UUID는 128 bit, 32자리의 16진수로 이루어진 아래 그림과 같은 모습의 숫자이다. (종류가 몇 가지 있긴 하다) 랜덤한 숫자로 볼 수 있고 실질적으로 유일하기 때문에 primary key로 사용한다. 실질적으로 유일하다는 말은 매우 큰 수를 랜덤하게 발생시키기 때문에 중복할 확률이 극히 낮다는 뜻이다. (2^128)
- Globally unique.
- Stateless, it can be generated on the fly.
- Secure since malicious user can't guess the ID.
- Version 1 UUID stores timestamp info, could be useful sometimes.
Not readable.
For database like MySQL, Oracle, which uses clustered primary key, version 4 randomly generated UUID will hurt insertion performance if used as the primary key. This is because it requires reordering the rows in order to place the newly inserted row at the right position inside the clustered index. On the other hand, PostgreSQL uses heap instead of clustered primary key, thus using UUID as the PK won't impact PostgreSQL's insertion performance.
- Readable. This is especially valuable if we would expose it externally. Thinking of issue id, obviously, issue-123 is much more readable than issue-b1e92c3b-a44a-4856-9fe3-925444ac4c23.
- It can't be used in the distirbuted system since it's quite likely that different hosts could produce exactly the same number.

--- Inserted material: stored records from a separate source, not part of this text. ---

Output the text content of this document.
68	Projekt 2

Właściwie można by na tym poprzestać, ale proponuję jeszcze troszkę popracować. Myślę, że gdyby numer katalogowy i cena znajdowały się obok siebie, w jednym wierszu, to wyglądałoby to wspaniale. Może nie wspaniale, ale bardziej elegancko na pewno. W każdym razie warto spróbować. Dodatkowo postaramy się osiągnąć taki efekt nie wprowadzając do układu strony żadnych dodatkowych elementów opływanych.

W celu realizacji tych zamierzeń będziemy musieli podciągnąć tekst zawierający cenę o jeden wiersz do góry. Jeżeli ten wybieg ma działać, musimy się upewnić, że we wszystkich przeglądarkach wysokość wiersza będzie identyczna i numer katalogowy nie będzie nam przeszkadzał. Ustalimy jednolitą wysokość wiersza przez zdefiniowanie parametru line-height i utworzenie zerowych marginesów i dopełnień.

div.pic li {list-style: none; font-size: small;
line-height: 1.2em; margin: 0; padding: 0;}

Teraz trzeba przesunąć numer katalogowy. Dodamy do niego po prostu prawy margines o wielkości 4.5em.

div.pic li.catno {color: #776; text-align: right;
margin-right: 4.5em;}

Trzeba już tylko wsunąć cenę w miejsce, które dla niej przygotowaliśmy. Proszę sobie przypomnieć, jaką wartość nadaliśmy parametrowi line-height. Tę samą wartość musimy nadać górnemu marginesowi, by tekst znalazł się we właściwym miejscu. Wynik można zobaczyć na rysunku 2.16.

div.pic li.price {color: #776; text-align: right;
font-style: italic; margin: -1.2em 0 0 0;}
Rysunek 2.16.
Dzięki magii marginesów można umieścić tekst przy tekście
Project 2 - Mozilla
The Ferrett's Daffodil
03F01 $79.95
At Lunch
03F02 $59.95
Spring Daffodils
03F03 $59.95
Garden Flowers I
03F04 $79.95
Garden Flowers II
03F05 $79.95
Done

- It can't be generated on the fly. Instead, we must consult the database to figure out the next available PK.
- Some business data can be exposed, since the latest ID could represent the total number of inventory. Attackers can also scan the integer range to -- explore leakage (though it shouldn't happen if ACL is implemented correctly).